Patching and Rendering.

Patching the cracked walls is generally the first job in minor home restoration jobs. It can be one of the messiest (if you need a renderer) so it is wise to prepare the room first. If you have old carpet that you intend to replace, then remove it immediately. These will lift at the corners easily and you can cut it to manageable strips with your Stanley knife.

The floor area should be covered with a heavy-duty builders plastic that is taped to the skirting with grey ducting tape. The black plastic comes in twenty metre rolls and is 2 metres wide. Don’t tape it to the plaster or painted walls as the tape when removed can leave a nasty bikini line.

If you have cracks that run down both sides of a wall and you can see light through them then you need to treat them seriously. There is no failsafe way of totally eliminating them even major underpinning, often just moves the problem along the wall.

The method I have recently used involves removing the render along the crack to a width of 40 cm, approximately 20cm either side of the crack. In some cases I’ve seen this may involve a strip a metre and a half long. Often you’ll find the cracking is over windows or doors where timber or ash lintels have moved when the walls supporting them have been affected by reactive soils. Unless you absolutely have too, leave the architraves in position and remove the crumbling render around and up to them. As you follow the cracks you will find they close up, continue removing the render well into the good lime render. Any areas that are drummy should also be removed. Drummy is when you tap your knuckle on the plaster and it gives a hollow sound. Often drummy plaster will bubble like a small burn and falls off easily.

Once you have removed the plaster you need to tidy everything up. You want nice clean lines between the old and the new. The exposed bricks should be swept with a hand broom to remove all the excess sand. 

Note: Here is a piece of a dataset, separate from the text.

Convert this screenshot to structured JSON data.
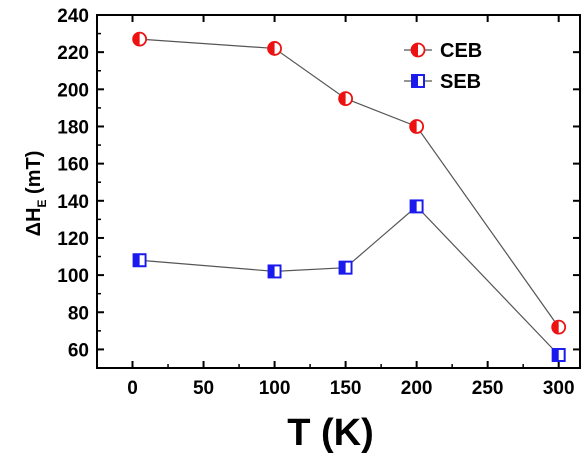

I then cut flexible builders mesh along the length of the exposed area. If you lap the mesh the renderer will have troubles with a proud surface so you need to measure carefully and cut one piece that runs the full length of the exposed surface. You can fix the mesh to the wall with Mickey pins and nail it to the bricks or drill and plug the bricks and screw it in place. This is time consuming but needs to be done effectively. You may need to run a straight edge between the two sides of the plasterwork to ensure the mesh is not proud. Obviously or not, the mesh needs to be fixed below the line of the render. After you have meshed the major cracks you can call in the renderer to patch the affected areas.

If you have the old lime set walls then you will need to hardset the walls after the rendering has dried to maintain that smooth finish.

In a recent case because hardsetting is messy, expensive and difficult to do on small areas after the rendering has been done we have finished the wall with a bucket of top coat Gyprocking cement. This is the final coat the gyprockers put on ceilings and walls. I don’t know how it rates in the purists’ books but it is certainly quick and effective gives you a smooth finish and can be placed on top of the render once it has dried to a reasonable level. Naturally it needs to be done by an experienced renderer. 

Good building and design!

Note: The views expressed in this article are of a broadly based nature and are in no way to be taken as the basis of an individual design. Should a reader wish to pursue the ideas expressed then at all times we recommend they consult with the appropriate professionals.